Jurors Selected in West Virginia Medical Malpractice LawsuitOn Tuesday, January 17, a panel of jurors was selected for a medical malpractice trial involving St. Francis Hospital and a few of its doctors regarding the 2007 death of a 67-year-old man from Charleston.

According to the Charleston Daily Mail, the complaint was filed by Michael Dunnavant, son of Clarence Leroy Dunnavant. The lawsuit stems from an incident in which Clarence, a victim of multiple sclerosis, was admitted to St. Francis Hospital with a urinary tract infection. Dunnavant alleges his father was killed by the hospital physicians' failure to properly diagnose and treat a bowel perforation.

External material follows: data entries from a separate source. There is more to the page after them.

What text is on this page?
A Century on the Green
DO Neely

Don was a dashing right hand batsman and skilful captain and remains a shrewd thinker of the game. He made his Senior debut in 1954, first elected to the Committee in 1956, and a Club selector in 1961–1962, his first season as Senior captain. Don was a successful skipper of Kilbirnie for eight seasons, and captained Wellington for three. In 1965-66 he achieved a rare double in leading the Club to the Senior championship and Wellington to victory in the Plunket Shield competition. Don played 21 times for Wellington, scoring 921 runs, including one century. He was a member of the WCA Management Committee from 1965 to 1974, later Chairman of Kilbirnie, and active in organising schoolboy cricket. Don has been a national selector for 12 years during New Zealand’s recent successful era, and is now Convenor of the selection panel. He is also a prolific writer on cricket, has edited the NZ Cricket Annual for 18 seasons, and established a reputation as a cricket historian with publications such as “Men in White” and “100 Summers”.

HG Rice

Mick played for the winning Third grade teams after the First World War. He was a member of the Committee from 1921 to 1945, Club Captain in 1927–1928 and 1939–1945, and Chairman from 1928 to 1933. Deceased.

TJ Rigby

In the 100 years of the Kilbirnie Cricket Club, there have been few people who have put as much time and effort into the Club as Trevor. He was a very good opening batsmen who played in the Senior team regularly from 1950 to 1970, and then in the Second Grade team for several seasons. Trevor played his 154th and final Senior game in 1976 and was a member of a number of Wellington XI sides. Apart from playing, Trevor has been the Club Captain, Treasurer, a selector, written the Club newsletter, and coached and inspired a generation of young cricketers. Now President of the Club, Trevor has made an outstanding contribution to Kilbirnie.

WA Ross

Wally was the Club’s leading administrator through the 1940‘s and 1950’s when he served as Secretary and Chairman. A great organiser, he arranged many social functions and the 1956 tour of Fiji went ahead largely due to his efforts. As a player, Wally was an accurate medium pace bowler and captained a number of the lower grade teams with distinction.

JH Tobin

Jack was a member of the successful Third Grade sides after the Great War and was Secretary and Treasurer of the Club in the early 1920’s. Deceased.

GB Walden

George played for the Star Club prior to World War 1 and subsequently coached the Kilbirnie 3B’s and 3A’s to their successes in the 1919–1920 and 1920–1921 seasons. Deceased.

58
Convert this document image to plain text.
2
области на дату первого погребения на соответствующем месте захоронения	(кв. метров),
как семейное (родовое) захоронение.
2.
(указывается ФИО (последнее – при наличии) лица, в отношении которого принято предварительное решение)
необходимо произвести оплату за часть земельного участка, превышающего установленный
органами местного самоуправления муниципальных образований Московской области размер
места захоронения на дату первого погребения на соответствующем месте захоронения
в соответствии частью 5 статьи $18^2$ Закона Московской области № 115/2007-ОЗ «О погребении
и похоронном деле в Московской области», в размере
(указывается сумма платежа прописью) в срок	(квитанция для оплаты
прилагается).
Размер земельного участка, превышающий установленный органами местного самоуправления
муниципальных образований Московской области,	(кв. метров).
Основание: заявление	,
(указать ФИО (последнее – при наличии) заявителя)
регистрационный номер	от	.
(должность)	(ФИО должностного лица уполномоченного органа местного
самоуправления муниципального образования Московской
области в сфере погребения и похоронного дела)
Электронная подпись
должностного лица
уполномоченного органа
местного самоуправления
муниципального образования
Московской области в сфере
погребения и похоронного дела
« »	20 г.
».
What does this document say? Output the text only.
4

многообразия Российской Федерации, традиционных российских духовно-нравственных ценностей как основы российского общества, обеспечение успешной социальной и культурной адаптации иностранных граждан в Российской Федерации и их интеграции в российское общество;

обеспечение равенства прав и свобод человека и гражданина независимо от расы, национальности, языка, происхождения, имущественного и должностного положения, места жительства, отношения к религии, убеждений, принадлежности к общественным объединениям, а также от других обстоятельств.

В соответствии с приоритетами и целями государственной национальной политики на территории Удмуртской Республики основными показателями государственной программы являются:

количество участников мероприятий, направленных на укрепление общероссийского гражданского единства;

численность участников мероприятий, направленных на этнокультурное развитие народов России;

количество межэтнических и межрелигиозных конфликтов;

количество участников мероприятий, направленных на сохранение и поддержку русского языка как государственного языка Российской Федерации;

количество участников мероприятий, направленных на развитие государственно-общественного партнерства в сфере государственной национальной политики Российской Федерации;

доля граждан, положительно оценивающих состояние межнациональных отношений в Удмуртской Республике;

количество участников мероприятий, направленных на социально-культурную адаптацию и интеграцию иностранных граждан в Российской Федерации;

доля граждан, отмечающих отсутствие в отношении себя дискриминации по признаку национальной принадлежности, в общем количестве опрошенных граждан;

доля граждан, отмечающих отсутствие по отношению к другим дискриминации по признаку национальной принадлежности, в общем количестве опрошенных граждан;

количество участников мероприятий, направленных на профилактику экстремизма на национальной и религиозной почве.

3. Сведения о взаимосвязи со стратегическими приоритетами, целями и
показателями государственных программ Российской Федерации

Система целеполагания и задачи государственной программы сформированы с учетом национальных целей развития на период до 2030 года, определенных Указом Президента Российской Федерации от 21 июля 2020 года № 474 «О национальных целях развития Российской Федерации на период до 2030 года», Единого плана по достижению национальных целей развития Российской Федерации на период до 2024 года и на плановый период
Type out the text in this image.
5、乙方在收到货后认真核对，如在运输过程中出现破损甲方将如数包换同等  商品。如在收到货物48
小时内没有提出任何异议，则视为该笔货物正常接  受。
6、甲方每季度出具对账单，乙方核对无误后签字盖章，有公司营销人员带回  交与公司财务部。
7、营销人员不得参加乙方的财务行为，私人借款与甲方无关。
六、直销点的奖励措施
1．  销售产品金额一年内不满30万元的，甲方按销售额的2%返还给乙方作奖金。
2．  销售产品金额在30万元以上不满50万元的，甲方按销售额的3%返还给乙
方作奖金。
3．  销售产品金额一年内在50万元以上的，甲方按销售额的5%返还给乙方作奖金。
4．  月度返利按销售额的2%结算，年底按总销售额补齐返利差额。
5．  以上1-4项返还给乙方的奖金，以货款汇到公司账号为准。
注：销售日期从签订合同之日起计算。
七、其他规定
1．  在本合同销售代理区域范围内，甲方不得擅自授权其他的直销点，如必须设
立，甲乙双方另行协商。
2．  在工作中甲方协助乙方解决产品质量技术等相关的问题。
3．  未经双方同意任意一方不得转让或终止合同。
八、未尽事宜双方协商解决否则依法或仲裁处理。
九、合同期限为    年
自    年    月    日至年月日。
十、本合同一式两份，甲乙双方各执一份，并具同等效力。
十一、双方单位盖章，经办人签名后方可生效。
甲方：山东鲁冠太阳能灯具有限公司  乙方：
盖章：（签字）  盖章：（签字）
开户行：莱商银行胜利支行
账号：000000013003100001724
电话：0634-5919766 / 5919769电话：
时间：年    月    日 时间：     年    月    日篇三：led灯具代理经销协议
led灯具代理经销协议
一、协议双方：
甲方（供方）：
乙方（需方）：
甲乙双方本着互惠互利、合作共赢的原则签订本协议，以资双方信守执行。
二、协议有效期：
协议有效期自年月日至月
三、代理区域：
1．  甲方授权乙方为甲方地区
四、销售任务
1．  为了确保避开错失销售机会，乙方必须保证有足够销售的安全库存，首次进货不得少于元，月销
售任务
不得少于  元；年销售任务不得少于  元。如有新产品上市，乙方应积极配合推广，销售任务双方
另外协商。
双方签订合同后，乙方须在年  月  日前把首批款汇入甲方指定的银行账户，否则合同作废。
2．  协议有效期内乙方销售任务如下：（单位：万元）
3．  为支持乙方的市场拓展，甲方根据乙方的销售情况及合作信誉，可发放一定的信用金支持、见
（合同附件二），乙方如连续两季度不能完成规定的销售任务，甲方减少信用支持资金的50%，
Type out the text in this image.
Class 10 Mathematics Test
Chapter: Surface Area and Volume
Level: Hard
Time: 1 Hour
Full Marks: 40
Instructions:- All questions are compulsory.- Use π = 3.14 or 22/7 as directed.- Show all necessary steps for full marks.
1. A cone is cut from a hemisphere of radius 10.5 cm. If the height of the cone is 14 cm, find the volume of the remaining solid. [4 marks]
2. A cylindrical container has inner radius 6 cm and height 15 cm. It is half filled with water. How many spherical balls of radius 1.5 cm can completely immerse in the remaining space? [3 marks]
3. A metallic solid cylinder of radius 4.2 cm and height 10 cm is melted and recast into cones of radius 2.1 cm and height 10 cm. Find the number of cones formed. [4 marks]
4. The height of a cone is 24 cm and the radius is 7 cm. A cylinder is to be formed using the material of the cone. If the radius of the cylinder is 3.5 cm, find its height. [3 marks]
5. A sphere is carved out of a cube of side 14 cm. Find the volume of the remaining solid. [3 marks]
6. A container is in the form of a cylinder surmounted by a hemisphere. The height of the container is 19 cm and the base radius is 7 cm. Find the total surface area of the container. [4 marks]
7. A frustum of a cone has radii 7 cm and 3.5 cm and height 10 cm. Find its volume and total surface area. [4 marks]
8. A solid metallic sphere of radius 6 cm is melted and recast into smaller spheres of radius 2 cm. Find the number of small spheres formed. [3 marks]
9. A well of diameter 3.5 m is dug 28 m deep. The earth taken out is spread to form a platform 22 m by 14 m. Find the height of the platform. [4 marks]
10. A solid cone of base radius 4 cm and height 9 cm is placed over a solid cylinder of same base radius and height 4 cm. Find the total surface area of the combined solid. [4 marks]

According to the National Library of Medicine, bowel perforation occurs when a hole develops through the entire wall of the bowel, and is considered a medical emergency. The location of the perforation can be determined through a CT scan, and surgery is typically used to repair the perforation, generally with success.

Kanawha Circuit Judge James Stucky will preside over the case. Dunnavant's medical malpractice attorney told the jurors that while Clarence was in the hospital, the family became increasingly concerned about the man's condition, allegedly asking the doctor to examine the man several times. However, the physician conferred with a nurse by phone until about 3 a.m, when Clarence was moved into the intensive care unit.

According to the news source, Clarence died shortly before 5 a.m. as he was being prepared for surgery. The lawsuit alleged that Mountain State Medical Association and Mountain Emergency Physicians Robert Eggleston and Justin Bailey are to blame for the death.

Dunnavant's attorney stated that Eggleston, Clarence's primary physician, saw him earlier that day, and noted that he would likely be released the following day. But as the man's condition worsened, Bailey, the physician on call, allegedly didn't come to the hospital but ordered an X-ray and other treatments.

However, "a lot of miscommunication" occurred between the nurses and physicians, the lawyer said, which was to blame for the man's death.

"His abdomen was so distended it became hard for him to breathe," the attorney said. "And still no doctor saw him. The doctor on call was never told how bad it was. They didn't want to inconvenience him."

Testimony in the trial began on January 18, and is expected to last for at least two weeks.